YANBU to want the US and UK bases closed. Many people do. Many people don't. It's been a debate going on for decades with good points on both sides. I support them closing, but also agree with those that there are greater priorities.
I personally am far more concerned about digital autonomy and other more daily life things than military autonomy. With the US threatening again to leave NATO, I think the UK should ally more with other NATO countries rather than the US, but we need to ally and that at times means military bases. I entirely support countries that want to disconnect from the US - or the UK - but militarily, I'd rather countries focused on allies than all countries trying to rearm in isolation. As others said, that only benefits those selling arms.
YABU to go on about 'who elected the US the world's policeman...' and not showing recognition that the reason those bases are there because the governments of those countries - including the UK when it comes to the US - have given some of their military and other infrastructure to manage to others for various very solid reasons particularly during the Cold War when most of those bases were established and those governments, elected or not, are the ones who decided whether to do so. There are benefits and risks in all of this to be considered. The UK has done this with the US not only with some military infrastructure, but also significant chunks of our digital infrastructure. That's the reason the UK is having to walk such a tight line right now with the US - our government has no digital autonomy separate from the US, there is no current public plan to build such autonomy unlike countries like Spain who've been able to be more bold against the US, and that is why we and some other countries are struggling with managing the situationship with the US. Even with what's going on, the Met Police have just agreed a significant contract to a US company to manage large parts of their digital infrastructure, meaning that structure is under US law and governments. That's a bigger concern for me than bases - even militarily, with concerns around growing cyberwarfare, having our digital infrastructure with the US is a high risk move.

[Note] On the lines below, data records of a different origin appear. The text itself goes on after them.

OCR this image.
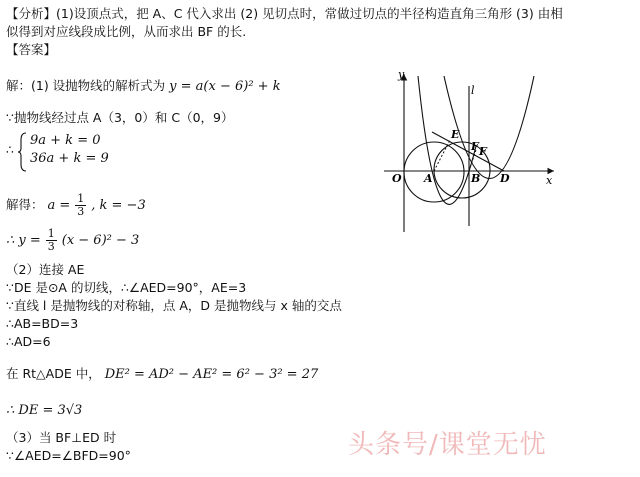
【分析】(1)设顶点式，把 A、C 代入求出 (2) 见切点时，常做过切点的半径构造直角三角形 (3) 由相
似得到对应线段成比例，从而求出 BF 的长.
【答案】
解：(1) 设抛物线的解析式为 y = a(x − 6)² + k
∵抛物线经过点 A（3，0）和 C（0，9）
∴
9a + k = 0
36a + k = 9
解得： $a = \frac{1}{3}$ , k = −3
∴ $y = \frac{1}{3} (x - 6)^2 - 3$
（2）连接 AE
∵DE 是⊙A 的切线，∴∠AED=90°，AE=3
∵直线 l 是抛物线的对称轴，点 A，D 是抛物线与 x 轴的交点
∴AB=BD=3
∴AD=6
在 Rt△ADE 中， DE² = AD² − AE² = 6² − 3² = 27
∴ DE = 3√3
（3）当 BF⊥ED 时
∵∠AED=∠BFD=90°
y
l
x
O A	B D
E
F F
头条号/课堂无忧
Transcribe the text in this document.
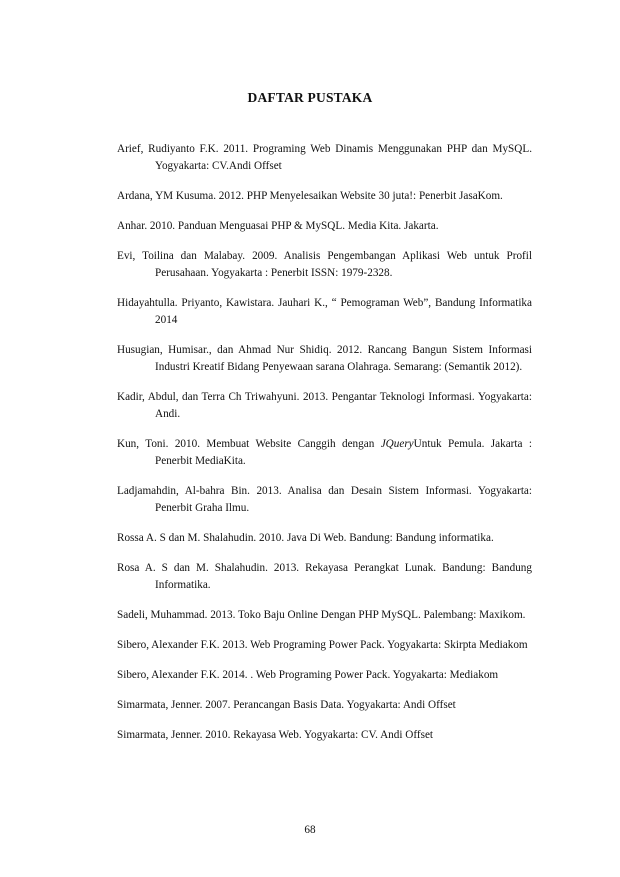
DAFTAR PUSTAKA
Arief, Rudiyanto F.K. 2011. Programing Web Dinamis Menggunakan PHP dan MySQL. Yogyakarta: CV.Andi Offset
Ardana, YM Kusuma. 2012. PHP Menyelesaikan Website 30 juta!: Penerbit JasaKom.
Anhar. 2010. Panduan Menguasai PHP & MySQL. Media Kita. Jakarta.
Evi, Toilina dan Malabay. 2009. Analisis Pengembangan Aplikasi Web untuk Profil Perusahaan. Yogyakarta : Penerbit ISSN: 1979-2328.
Hidayahtulla. Priyanto, Kawistara. Jauhari K., “ Pemograman Web”, Bandung Informatika 2014
Husugian, Humisar., dan Ahmad Nur Shidiq. 2012. Rancang Bangun Sistem Informasi Industri Kreatif Bidang Penyewaan sarana Olahraga. Semarang: (Semantik 2012).
Kadir, Abdul, dan Terra Ch Triwahyuni. 2013. Pengantar Teknologi Informasi. Yogyakarta: Andi.
Kun, Toni. 2010. Membuat Website Canggih dengan JQueryUntuk Pemula. Jakarta : Penerbit MediaKita.
Ladjamahdin, Al-bahra Bin. 2013. Analisa dan Desain Sistem Informasi. Yogyakarta: Penerbit Graha Ilmu.
Rossa A. S dan M. Shalahudin. 2010. Java Di Web. Bandung: Bandung informatika.
Rosa A. S dan M. Shalahudin. 2013. Rekayasa Perangkat Lunak. Bandung: Bandung Informatika.
Sadeli, Muhammad. 2013. Toko Baju Online Dengan PHP MySQL. Palembang: Maxikom.
Sibero, Alexander F.K. 2013. Web Programing Power Pack. Yogyakarta: Skirpta Mediakom
Sibero, Alexander F.K. 2014. . Web Programing Power Pack. Yogyakarta: Mediakom
Simarmata, Jenner. 2007. Perancangan Basis Data. Yogyakarta: Andi Offset
Simarmata, Jenner. 2010. Rekayasa Web. Yogyakarta: CV. Andi Offset
68
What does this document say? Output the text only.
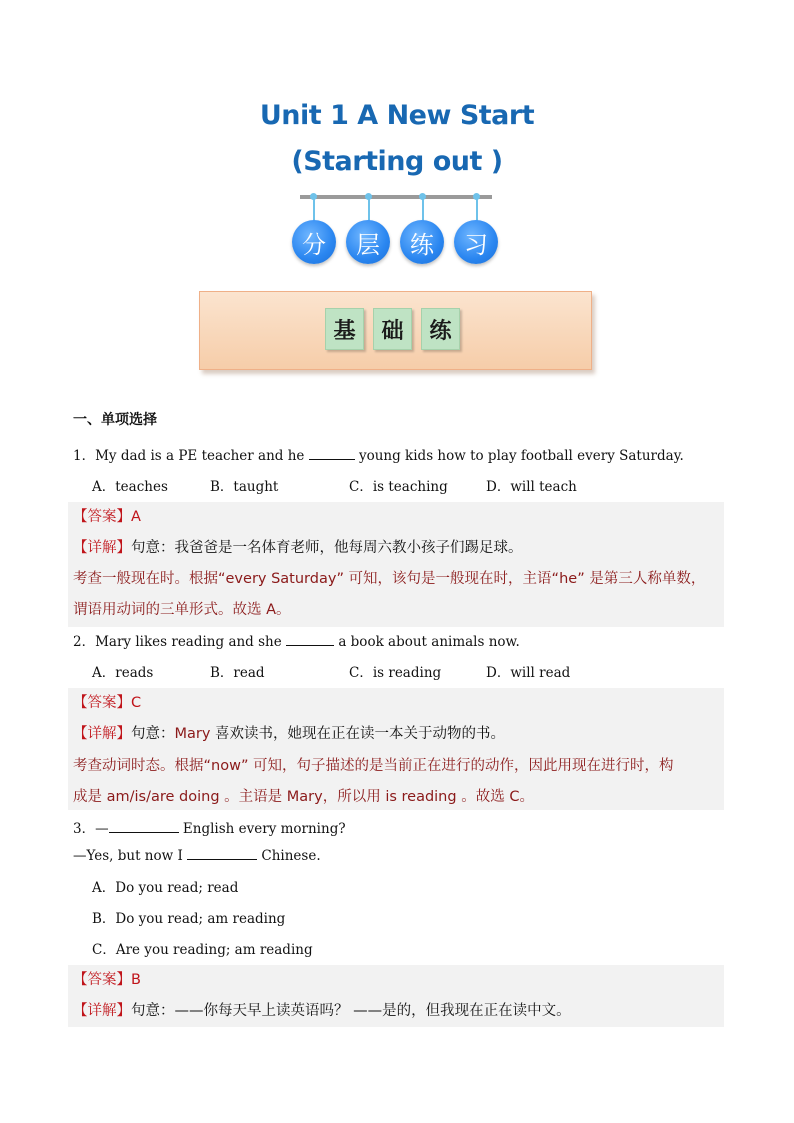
Unit 1 A New Start
(Starting out )
分	层	练	习
基	础	练
一、单项选择
1．My dad is a PE teacher and he	young kids how to play football every Saturday.
A．teaches	B．taught	C．is teaching	D．will teach
【答案】A
【详解】句意：我爸爸是一名体育老师，他每周六教小孩子们踢足球。
考查一般现在时。根据“every Saturday” 可知，该句是一般现在时，主语“he” 是第三人称单数，
谓语用动词的三单形式。故选 A。
2．Mary likes reading and she	a book about animals now.
A．reads	B．read	C．is reading	D．will read
【答案】C
【详解】句意：Mary 喜欢读书，她现在正在读一本关于动物的书。
考查动词时态。根据“now” 可知，句子描述的是当前正在进行的动作，因此用现在进行时，构
成是 am/is/are doing 。主语是 Mary，所以用 is reading 。故选 C。
3．—	English every morning?
—Yes, but now I	Chinese.
A．Do you read; read
B．Do you read; am reading
C．Are you reading; am reading
【答案】B
【详解】句意：——你每天早上读英语吗？ ——是的，但我现在正在读中文。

I also think YABVU if your issue with US and UK bases is about Trump. Trump isn't the first the American president to be judge, jury, and executioner, he's just the latest and loudest. What he's done has been built up over decades by previous Presidents. Yes, he's done a lot of horrible things - and none of them are things that haven't been going on by the US and at times the UK for decades. Biden, Obama, W Bush, Clinton, H W Bush, Reagan and beyond - all of them have expanded the power of the US government and the US Presidency and perpetuated control, violence and death around the globe. The situation in Iran goes back to the US and UK getting involved in it back in the 50s and how our governments handled the situation back in the 70s. Trump is far more public about it than most presidents, but he hasn't changed the US playbook that much. Any decision on things like military bases need to look far beyond Trump's presidency.